Saya tidak “assalamualaikuman” dengan teman di mall, di bioskop atau cafe. Aoalagu di tempat dugem. Soalnya teman teman saya di sana dari beragam agama, banyak yang kurang beragama – seperti saya, bahkan juga ada yang tidak beragama sama sekali.
Saya tidak “bismillah” saat menuang bier dari botol ke gelas dan menenggaknya. Atau saat nyanyi di karaoke atau mojok bareng gebetan, gombal- gombal di remang remang sembari pegang pegang ini dan itu. Grepe grepe.
Saya tidak bilang “Subhanallah” saat angkat gelas cocktail, dry gin, Singapore slink, botol Corona kepada cewek cewek yang sedang mondar mandir dan goyang di atas meja bar dalam kondisi “tinggi” alias mabuk berat.
Juga saat mojok di remang-remang. “Assalamualaikun, Sayang. Kamu sexy banget malam ini” – (sekarang saya membayangkan) .
“Tumben asalamualaikum, tumben mau pegang bilang bilang, ” katanya.
“Saya anggap kamu ikhlas, nggak keberatan, kalau gitu, ” (saya membayangkan lagi).
“Bissmillahir rachman nir rahim” bisik saya sambil naruh telapak tangan di paha mulusnya, mengelus elusnya lembut, dan pelan pelan naik ke atas. Sambil melumat bibirnya.
Nggak pernah saya begitu! Nggak pernah! Sumpah!
Demi Allah!
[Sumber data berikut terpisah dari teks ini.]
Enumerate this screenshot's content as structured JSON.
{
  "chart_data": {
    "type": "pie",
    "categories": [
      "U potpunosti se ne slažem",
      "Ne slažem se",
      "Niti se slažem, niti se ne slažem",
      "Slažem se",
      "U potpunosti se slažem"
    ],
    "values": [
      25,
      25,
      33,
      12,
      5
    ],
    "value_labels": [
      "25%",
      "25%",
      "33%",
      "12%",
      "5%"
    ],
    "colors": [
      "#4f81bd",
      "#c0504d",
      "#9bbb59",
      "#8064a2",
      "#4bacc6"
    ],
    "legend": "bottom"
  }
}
Nggak pernah saya lakukan itu!
Maksudnya, nggak pernah saya memulai dengan mengucap kata kata “keramat” itu.
WAKTU masuk spa dan dipijat, setelah berendam di air hangat – yang dicampur rempah rempah – lalu masuk sauna, menghirup oksigen murni, dan dipijat, seingat saya, yang massage nggak ngucapin “Assalamualakum” juga.
Cewek sexy yang handukan doang itu cuma bilang, “mau punggung, apa kaki dulu, Bang? ” lalu mijit aja. Nggak bilang “Bismillah” juga.
Biasanya saya melihat postur dan bentuk badannya : kurus atau berisi. Kalau kurus, saya bilang, “langsung injak aja dekat leher!” kalau padat berisi, “injek punggung pelan pelan dulu, ya. Coba pakai satu kaki”
Kalau pemijatnya berpengalaman, dia bisa dapat titik yang sekali, dua kali injek, langsung bunyi “krek – krek”. Dan itu nikmatnya selangit.
Senikmat orgasme.
Dan saya tidak menyebut “Alhamdulillah” sesudahnya.
Sumpah nggak pernah!
Saya belum pernah, tidak pernah – dan tidak akan pernah – menyebut kata kata itu di spa.